Lange Tradition (er)finden

Man versuchte eine lange Kontinuität zu (er)finden und zu beweisen, dass Österreich nie ein Anhängsel des Deutschen Reichs war, sondern ein selbstständiges Gebilde. Auf Initiative des damaligen Unterrichtsministers, Felix Hurdes, wurde für den Herbst 1946 die „Aktion ,950 Jahre Österreich’“ ausgerufen, um „die Jugend zu österreichischem Bewusstsein und zur Achtung vor der ruhmvollen Vergangenheit des Vaterlandes zu erziehen“. Sommer: „Mit dieser Urkunde hat man es geschafft, dem Land eine viel längere Tradition zu geben.
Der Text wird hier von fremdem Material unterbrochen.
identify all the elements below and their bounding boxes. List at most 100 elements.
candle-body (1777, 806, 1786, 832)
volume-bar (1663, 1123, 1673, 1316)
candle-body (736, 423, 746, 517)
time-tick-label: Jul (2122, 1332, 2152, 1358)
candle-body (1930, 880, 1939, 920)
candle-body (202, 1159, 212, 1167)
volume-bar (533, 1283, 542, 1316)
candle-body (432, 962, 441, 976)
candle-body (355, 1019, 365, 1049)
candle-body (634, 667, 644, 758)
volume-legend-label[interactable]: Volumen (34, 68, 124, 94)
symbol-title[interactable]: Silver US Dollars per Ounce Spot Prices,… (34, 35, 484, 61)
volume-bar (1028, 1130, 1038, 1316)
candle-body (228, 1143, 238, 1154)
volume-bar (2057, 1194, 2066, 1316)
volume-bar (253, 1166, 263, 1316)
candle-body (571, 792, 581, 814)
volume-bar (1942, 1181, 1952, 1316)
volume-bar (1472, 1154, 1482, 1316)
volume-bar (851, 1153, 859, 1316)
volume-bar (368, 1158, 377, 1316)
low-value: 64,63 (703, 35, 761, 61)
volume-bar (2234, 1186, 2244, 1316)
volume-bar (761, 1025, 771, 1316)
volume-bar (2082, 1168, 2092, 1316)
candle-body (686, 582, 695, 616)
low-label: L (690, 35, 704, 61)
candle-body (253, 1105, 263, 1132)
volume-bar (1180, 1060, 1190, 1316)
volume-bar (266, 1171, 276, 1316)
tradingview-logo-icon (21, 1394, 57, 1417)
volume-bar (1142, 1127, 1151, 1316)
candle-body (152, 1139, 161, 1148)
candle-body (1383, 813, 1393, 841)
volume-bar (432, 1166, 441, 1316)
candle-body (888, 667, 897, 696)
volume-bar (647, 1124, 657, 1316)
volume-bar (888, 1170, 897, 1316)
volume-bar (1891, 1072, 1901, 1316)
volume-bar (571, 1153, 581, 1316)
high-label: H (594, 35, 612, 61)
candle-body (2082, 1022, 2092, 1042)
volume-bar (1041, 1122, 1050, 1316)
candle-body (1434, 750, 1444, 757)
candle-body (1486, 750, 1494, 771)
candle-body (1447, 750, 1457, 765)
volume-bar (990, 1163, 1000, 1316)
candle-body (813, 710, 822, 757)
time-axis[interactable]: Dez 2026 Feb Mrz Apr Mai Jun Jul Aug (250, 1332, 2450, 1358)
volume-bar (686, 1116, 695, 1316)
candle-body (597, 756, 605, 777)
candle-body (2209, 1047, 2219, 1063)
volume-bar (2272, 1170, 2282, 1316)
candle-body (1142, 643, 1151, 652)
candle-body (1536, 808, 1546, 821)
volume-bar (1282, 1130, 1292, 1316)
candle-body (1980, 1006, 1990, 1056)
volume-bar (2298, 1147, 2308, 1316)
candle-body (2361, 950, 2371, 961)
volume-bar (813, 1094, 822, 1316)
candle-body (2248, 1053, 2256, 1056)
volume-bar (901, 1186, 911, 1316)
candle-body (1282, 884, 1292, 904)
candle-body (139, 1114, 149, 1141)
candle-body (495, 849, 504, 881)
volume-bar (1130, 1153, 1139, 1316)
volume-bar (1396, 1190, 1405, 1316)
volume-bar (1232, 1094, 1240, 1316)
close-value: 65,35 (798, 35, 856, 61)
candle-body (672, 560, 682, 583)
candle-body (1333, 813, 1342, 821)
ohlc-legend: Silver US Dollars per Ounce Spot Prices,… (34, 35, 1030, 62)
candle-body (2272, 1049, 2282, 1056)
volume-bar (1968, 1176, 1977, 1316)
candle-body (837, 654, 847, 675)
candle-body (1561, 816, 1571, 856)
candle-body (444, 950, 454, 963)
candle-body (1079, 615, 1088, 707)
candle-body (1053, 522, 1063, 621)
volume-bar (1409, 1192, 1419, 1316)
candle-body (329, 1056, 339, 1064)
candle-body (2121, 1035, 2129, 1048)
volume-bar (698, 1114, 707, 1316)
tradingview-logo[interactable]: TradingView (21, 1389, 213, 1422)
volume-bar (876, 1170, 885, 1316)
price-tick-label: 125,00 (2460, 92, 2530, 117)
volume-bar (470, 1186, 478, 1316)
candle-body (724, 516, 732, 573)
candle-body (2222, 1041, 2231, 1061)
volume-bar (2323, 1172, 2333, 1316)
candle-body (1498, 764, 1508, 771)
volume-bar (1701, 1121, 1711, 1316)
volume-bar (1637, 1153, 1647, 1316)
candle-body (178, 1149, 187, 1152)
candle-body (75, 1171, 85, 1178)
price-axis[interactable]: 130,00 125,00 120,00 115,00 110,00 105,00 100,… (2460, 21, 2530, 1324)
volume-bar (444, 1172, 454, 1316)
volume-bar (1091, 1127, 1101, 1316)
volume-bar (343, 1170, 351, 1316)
Bis weit vor die Habsburger.“

Die zweite Karriere der Urkunde ist auch der zweite Schwerpunkt der gleichnamigen Ausstellung. Oder wussten Sie, dass ein Faksimile der Ostarrichi-Urkunde 1991 mit Franz Viehböck ins All flog? Der sogenannte Ostarrichi-Draken vom entsprechenden Schriftzug geziert wird? Die Ostarrichi-Kaserne 1982 in Amstetten eröffnet wurde? Und Papst Johannes Paul II. 1998 nach seinem Besuch in St. Pölten ein Ostarrichi-Faksimile mit nach Rom nahm?

Ausstellung: #Ostarrichi. Die Karriere einer Urkunde von 26.10. bis 3.11.2019. Am 26. Oktober lädt das hdgö bei freiem Eintritt in die Neue Burg ein.